Кажется, за это время я сильно глупел и, во всяком случае, терял непосредственность, воображая себя не тем, чем я был в действительности. В действительности я, кажется, был лучше того якобы щеголеватого фата, которым старался себя представить. Но я постоянно оглядывался на себя и сравнивал с другими. У одного из товарищей мне нравилась складка губ, у другого — походка, у третьего — сморщенные брови. И я старался так глядеть, так ходить, так морщить брови…

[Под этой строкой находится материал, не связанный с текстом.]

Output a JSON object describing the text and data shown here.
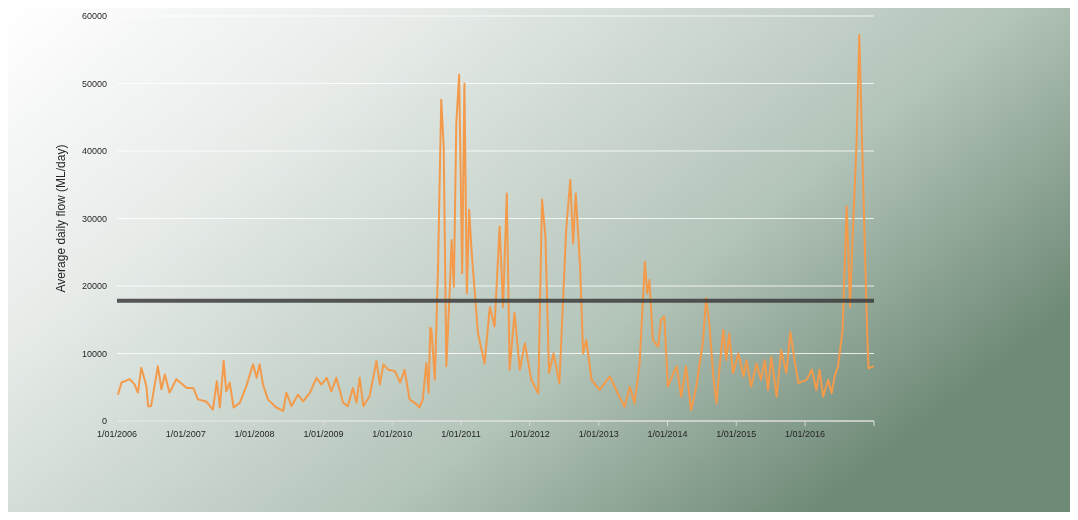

Помню из этого времени один случай, когда на короткое время мое воображение как будто просветлело и в нем прорвалось наружу нечто непосредственное мое, как бы протестовавшее против насильственного режима «благовоспитанности» и «хороших манер». В нашей танцующей компании был один юный гимназистик, моложе меня. Он был первым учеником в своем классе, довольно, кажется, развитой, кое-что читавший и способный, но на вид это был совершенный медвежонок, смотревший всегда исподлобья. Его сестра училась танцам вместе с нами, и мать настояла, чтобы к этому изящному искусству приобщился также и сын. Тот долго противился, но наконец вынужден был согласиться. Мосье Одифре, или Оливье, долго выламывал ему ноги, выгибал талию, ставил в позицию, но все его усилия оказывались совершенно бесплодны. Мальчик оставался все тем же медвежонком, смотрел так же искоса не то угрюмо, не то насмешливо и, видимо, предоставлял мосье Одифре делать с собой что угодно, нимало не намереваясь оказывать ему в этих облагораживающих усилиях какое бы то ни было содействие… Это зрелище вызывало в нас, остальных, насмешливые взгляды и усмешки, что, видимо, мучило его сестру, приобщившуюся к настроению грации и хороших манер.
Вероятно, за все это бедняге сильно доставалось дома, и в один прекрасный день он решительно взбунтовался. Когда мосье Одифре с сдержанной, но заметной саркастической улыбкой потребовал его участия в кадрили или лансье и мы все с интересом ждали его выступления соло — угрюмый юноша вдруг ринулся, точно сорвавшись с цепи, на середину зала, выделывая с видом героической решимости самые невозможные па; топтал каблуками, лягался направо, налево, назад, преуморительно мотая головой и размахивая руками. Хозяйка квартиры, сидевшая за фортепьяно, покатываясь от смеха, продолжала играть, все ускоряя темп, а танцор среди общего хохота продолжал дикий танец… Наконец, внезапно остановившись, он угрюмо тряхнул головой и сказал, обращаясь к мосье Одифре:
— Ну что, доволен? — и затем надел в передней шапку и пальто и вышел.
Все мы были чрезвычайно скандализированы. С урока шли мы обыкновенно вместе, в сопровождении, конечно, старших. Старшие шли сзади, мы чинно, благовоспитанно, парами — впереди. Я искоса любовался на красивый профиль Лены, на ее немного откинутую надменную головку и на уверенную плавную походку. Этот раз разговор, конечно, шел о невоспитанном юноше.
— Господи, что такое он танцевал? — сказала младшая Линдгорст, заливаясь искренним смехом.
— Танец диких вокруг костра, — сказал я.
Лена засмеялась и подарила меня взглядом, каким обыкновенно поощряла мои удачные шаги или изречения. Но у меня что-то слегка защемило в глубине совести. Инстинктивно я почувствовал, что говорю не свое, что, в сущности, этот медвежеватый мальчик, так своеобразно избавившийся от мучительного принуждения к танцам, к которым он не способен, и так мало обращавший внимания на наше мнение (в том числе и на мнение Лены) — мне положительно нравится и даже внушает невольное уважение…
Давно уже у меня выработалась особая привычка: вечером, когда все в доме стихало и я ложился в постель, — перед тем как заснуть, на границе забытья, в сумерках сознания и дремоты — я давал волю воображению и засыпал среди разных фантазий и приключений. Сначала я их выдумывал сознательно, потом они тучей обступали меня, туманились, меркли и — опять прояснялись, уже во сне — те же самые или другие, еще интереснее и живее. С некоторых пор в эти минуты я вел с Леной воображаемые разговоры, по большей части довольно глупые и детски сентиментальные. Но этот раз воображение попало на более правильную дорогу. Эпизод с «танцем диких» запал куда-то в глубину моего мозга и тронул что-то лежавшее под налетом искусственной благовоспитанности. Когда я вспоминал свою остроту, мне становилось стыдно, и краска заливала невольно мое лицо.